Hospitals are deciding not to appeal a large number of denials, a move that is short-sighted, says Brian Pisarsky, RN, MHA, ACM, director in Huron Healthcare’s Clinical Operations Solutions, with headquarters in Chicago. “A high rate of denials that are appealed are overturned. By not appealing, hospitals are leaving a lot of money on the table,” he says.
Hospitals shouldn’t accept the RA’s determination. Instead, analyze your denials individually and determine if the hospital is in the wrong. If you identify problem areas, look at ways to fix them internally. If you can justify the claim, take the time to appeal and keep appealing, he suggests.
According to the American Hospital Association, nearly two-thirds (61%)of hospitals filing an RA appeal during the second quarter of 2012 reported appealing short-stay medically unnecessary denials. On average, hospitals report appealing 118 claims through the second quarter of 2012.
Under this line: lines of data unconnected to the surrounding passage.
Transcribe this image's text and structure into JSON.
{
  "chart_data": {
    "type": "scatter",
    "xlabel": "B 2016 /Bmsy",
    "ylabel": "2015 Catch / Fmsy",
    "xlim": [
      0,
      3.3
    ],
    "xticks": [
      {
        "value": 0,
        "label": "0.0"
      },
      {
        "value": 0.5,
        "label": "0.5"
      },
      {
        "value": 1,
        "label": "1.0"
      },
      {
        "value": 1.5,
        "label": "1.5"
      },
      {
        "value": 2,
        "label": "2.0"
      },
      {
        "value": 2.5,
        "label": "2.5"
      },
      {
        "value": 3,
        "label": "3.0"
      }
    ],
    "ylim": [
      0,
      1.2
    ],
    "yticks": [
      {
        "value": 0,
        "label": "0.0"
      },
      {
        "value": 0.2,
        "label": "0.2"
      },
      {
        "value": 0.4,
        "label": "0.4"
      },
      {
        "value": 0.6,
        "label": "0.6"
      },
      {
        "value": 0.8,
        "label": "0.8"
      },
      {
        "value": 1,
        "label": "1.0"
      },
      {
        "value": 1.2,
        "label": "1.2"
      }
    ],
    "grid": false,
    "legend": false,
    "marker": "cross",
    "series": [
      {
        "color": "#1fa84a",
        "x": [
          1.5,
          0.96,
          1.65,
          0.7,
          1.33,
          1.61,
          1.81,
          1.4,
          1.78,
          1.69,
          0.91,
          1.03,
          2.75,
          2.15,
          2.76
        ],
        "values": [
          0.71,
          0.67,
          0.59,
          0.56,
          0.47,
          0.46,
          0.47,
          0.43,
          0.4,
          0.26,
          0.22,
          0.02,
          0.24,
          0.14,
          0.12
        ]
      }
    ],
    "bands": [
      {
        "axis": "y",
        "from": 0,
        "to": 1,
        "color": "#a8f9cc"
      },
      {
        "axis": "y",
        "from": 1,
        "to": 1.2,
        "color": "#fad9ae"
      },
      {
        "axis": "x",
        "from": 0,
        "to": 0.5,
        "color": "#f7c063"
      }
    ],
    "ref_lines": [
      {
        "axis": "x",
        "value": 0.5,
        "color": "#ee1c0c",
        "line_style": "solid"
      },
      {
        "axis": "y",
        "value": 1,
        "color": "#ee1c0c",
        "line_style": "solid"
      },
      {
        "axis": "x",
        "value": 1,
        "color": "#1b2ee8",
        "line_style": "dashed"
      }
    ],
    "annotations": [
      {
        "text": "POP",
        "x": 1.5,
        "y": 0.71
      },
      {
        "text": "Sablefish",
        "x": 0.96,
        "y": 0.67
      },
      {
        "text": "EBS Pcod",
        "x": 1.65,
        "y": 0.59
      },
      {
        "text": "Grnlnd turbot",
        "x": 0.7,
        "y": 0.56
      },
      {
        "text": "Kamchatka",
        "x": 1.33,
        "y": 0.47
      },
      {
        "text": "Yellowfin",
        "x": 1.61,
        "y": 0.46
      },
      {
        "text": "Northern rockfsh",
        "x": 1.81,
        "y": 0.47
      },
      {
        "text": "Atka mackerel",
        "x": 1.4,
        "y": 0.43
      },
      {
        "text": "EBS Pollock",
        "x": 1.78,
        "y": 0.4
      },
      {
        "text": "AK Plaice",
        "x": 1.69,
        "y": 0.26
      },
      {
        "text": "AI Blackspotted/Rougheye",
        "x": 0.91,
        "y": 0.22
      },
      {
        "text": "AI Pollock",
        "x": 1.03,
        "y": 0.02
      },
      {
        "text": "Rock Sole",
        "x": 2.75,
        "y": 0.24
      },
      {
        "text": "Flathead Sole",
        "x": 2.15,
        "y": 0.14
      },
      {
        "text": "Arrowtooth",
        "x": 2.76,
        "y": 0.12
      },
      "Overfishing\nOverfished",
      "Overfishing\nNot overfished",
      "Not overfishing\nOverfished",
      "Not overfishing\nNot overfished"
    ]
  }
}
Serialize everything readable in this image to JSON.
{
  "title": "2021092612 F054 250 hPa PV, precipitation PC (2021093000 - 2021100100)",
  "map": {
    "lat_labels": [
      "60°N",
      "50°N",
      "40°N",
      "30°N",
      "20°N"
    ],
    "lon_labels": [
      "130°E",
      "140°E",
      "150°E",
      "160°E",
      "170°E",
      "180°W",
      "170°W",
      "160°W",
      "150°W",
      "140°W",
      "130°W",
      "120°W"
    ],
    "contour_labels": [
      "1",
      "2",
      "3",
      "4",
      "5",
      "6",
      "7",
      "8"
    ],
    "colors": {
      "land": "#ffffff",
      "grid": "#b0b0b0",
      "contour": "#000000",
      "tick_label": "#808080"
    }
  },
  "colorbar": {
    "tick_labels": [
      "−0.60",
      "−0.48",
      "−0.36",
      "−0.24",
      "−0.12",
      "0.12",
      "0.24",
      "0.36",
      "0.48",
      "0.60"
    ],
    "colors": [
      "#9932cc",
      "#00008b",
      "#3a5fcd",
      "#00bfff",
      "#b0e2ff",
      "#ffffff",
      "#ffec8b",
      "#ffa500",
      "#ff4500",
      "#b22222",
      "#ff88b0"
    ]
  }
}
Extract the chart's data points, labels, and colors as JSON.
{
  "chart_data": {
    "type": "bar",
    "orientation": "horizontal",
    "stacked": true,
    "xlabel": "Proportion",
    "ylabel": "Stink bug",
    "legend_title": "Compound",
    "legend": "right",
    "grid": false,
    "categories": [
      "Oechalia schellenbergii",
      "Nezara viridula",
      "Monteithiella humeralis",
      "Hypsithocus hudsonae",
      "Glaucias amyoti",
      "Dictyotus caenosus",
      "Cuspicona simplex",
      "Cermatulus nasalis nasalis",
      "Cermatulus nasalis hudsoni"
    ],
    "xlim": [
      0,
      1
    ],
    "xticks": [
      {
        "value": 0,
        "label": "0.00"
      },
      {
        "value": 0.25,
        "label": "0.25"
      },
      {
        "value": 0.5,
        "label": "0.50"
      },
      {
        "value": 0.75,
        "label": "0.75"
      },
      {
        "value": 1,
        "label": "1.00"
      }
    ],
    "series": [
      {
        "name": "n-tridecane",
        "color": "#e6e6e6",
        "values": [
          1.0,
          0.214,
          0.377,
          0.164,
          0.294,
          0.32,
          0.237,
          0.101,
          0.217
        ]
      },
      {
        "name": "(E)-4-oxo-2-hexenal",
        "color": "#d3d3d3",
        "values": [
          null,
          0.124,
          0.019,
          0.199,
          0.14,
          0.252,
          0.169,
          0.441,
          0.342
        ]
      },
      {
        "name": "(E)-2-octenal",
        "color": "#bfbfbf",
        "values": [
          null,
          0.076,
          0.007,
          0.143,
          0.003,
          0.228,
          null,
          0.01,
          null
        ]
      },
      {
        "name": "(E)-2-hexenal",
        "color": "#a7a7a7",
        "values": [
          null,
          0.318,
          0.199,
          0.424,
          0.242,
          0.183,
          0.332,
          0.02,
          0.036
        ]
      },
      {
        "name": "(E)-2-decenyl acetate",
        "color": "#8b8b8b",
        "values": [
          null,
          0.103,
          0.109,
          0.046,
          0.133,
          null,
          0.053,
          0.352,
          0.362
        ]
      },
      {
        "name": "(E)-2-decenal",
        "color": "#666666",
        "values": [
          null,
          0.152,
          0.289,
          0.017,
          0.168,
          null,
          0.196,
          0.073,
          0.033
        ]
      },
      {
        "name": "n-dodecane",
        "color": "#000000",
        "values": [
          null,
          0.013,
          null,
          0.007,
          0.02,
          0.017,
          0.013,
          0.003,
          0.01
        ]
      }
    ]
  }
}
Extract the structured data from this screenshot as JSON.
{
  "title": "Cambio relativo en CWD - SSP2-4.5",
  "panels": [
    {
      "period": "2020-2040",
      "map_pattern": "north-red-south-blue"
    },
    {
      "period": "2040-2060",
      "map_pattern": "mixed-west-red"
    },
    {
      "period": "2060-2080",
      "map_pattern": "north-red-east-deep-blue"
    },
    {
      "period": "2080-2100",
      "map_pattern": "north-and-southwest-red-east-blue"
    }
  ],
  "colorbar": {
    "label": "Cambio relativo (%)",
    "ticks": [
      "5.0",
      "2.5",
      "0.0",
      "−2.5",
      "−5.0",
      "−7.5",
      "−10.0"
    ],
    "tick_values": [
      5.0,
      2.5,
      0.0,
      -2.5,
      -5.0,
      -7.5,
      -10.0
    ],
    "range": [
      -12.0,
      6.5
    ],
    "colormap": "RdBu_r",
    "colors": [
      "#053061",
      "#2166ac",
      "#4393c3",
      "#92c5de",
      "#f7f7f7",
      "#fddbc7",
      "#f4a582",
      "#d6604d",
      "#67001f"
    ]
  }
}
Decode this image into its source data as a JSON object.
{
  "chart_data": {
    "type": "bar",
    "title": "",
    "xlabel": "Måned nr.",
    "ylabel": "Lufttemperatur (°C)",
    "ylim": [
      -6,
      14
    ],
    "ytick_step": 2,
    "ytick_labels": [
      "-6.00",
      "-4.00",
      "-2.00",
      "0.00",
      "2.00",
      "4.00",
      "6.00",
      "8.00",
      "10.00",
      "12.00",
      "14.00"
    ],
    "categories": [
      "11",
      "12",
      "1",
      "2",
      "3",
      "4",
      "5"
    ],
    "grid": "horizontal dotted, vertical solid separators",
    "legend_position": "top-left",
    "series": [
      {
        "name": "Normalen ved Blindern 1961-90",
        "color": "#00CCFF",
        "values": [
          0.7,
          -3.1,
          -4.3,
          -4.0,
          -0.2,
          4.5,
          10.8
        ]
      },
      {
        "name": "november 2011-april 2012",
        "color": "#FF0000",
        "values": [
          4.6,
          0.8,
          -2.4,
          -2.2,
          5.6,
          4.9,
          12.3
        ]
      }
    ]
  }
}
It is time-consuming to appeal denials, which is why some hospitals are using third-party appeals organizations to handle their appeals even if the vendor was not involved in the initial determination of medical necessity, Pisarsky says.
Winthrop University Hospital in Mineola, NY, appeals almost every denial all the way to the administrative law judge level if necessary and is successful most of the time, says Maureen Gaffney, RPOAC, RN, senior vice president patient care services for the Long Island hospital.
“We have been very aggressive in how quickly we file an appeal at each level and average 60 days at all levels of appeal. It helps us stay on top of the RA appeals process and helps us recoup our reimbursement more quickly when we win the appeals,” she says.
“Appeals take a long time—up to 18 months—but now we’re beginning to see the fruits of our labors,” she says.
Case managers must be involved in the appeals process, says Amanda W. Berglund, MBA, MS, partner in Pace Healthcare Consulting, LLC with headquarters in Hilton Head, SC. “Medical records can’t just send the same information and expect the appeal to be successful. Case managers can provide additional information to show why the decisions were made,” she says.
Hospitals need to have a way of tracking all audit activities and deadlines, Berglund points out. “An organized approach is essential if hospitals are going to stay on top of the process and appeal in a timely manner,” she says.